The scene at Leon Medical Centers’ Healthy Living Facility in Miami on a recent Thursday resembled a cross between a luxury hotel and a theme park.
White-gloved doormen wearing porter uniforms ushered elderly patients from white vans into a gleaming lobby with colored terrazzo floors and a bubbling fountain. Greeters in green vests and ear bud radios welcomed the Medicare members and made sure their doctors knew that they’d arrived. Refreshments were proffered: Would they like a cafecito and pastelito for the wait?

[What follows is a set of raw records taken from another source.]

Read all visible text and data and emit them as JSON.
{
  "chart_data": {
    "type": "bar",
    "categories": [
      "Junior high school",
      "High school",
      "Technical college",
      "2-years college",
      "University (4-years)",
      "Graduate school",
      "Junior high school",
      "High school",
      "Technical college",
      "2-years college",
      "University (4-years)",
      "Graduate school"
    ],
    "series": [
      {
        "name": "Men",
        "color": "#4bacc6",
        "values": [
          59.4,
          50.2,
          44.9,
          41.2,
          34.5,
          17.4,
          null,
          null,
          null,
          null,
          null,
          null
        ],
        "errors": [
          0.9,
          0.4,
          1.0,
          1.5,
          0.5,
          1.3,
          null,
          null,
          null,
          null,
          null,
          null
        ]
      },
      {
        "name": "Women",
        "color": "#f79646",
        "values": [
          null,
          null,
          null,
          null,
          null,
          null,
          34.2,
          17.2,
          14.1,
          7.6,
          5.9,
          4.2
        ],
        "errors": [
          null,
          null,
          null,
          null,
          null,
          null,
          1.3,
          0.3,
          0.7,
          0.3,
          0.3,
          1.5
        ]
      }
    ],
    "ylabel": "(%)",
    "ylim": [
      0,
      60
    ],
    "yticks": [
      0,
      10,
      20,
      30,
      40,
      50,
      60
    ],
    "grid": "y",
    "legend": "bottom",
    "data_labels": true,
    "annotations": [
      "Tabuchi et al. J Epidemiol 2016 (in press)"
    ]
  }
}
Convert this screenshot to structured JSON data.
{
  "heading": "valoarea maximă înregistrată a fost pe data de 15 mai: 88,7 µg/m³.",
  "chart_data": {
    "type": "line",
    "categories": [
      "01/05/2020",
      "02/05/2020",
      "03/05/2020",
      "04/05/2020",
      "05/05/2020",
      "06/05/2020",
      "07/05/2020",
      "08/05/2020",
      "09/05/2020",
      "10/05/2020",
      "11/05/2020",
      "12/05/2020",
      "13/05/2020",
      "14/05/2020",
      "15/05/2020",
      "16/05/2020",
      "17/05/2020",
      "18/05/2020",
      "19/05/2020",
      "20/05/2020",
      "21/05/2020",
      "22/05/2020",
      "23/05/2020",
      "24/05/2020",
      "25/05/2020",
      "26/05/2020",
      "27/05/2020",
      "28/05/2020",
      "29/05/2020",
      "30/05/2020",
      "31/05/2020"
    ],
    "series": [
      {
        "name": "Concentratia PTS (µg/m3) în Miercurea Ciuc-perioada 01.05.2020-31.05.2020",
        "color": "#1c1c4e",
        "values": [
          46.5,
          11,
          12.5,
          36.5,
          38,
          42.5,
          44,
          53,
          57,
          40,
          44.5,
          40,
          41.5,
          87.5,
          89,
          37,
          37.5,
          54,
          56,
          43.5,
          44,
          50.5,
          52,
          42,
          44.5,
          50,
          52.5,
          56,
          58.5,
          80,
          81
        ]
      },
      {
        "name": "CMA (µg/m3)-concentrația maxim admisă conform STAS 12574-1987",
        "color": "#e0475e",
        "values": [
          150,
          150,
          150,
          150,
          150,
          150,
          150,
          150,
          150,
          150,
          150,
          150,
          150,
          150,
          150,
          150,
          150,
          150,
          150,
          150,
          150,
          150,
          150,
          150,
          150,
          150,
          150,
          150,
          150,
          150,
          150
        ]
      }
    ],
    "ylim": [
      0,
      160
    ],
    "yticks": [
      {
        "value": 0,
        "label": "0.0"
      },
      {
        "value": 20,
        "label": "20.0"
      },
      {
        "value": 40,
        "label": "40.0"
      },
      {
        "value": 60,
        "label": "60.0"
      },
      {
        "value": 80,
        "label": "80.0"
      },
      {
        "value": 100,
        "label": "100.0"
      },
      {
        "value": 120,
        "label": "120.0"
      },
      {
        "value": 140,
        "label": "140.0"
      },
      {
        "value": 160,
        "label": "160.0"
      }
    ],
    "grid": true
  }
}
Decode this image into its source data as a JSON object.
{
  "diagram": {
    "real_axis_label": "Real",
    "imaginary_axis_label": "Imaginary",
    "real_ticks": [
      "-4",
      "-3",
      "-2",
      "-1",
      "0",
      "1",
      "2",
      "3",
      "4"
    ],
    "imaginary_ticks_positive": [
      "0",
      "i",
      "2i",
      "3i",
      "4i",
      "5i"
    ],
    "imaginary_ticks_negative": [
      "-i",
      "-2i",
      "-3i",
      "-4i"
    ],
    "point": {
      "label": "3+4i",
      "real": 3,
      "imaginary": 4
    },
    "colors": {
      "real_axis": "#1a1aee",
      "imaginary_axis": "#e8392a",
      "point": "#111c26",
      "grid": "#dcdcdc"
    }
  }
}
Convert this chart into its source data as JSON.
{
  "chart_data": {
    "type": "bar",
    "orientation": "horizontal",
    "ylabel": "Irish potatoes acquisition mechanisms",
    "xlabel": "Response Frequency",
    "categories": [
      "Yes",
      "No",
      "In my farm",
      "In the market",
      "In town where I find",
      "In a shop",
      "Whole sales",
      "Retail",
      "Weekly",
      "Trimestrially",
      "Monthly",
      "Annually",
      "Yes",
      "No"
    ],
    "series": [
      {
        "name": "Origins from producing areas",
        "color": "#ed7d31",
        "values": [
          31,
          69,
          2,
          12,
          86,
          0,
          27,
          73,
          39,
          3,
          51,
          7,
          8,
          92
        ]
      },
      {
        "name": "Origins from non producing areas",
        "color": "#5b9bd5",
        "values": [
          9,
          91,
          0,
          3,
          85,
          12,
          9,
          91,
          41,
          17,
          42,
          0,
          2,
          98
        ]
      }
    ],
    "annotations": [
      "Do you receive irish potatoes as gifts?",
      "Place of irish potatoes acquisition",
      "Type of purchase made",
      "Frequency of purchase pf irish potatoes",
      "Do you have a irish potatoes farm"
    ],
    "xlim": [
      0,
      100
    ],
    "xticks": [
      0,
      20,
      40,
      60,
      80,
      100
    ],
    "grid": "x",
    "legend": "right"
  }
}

And that was just the entranceway. Three more floors of the sprawling center bustled with Leon members meeting with physicians or dentists, taking healthy cooking classes, exercising in the fitness center or learning to use Facebook in a lecture hall.
It’s a one-stop shopping approach for healthcare based on a level of customer service and attention that, members tell the federal government, sets Leon Medical Centers apart in the highly-lucrative and super-competitive world of South Florida’s privately managed Medicare plans, or Medicare Advantage.
As the country grapples with far-reaching challenges in healthcare, companies like Leon are carving out a niche that is increasingly popular with Medicare beneficiaries — and demonstrating improvements in customer satisfaction and medical outcomes that translate into bigger profits.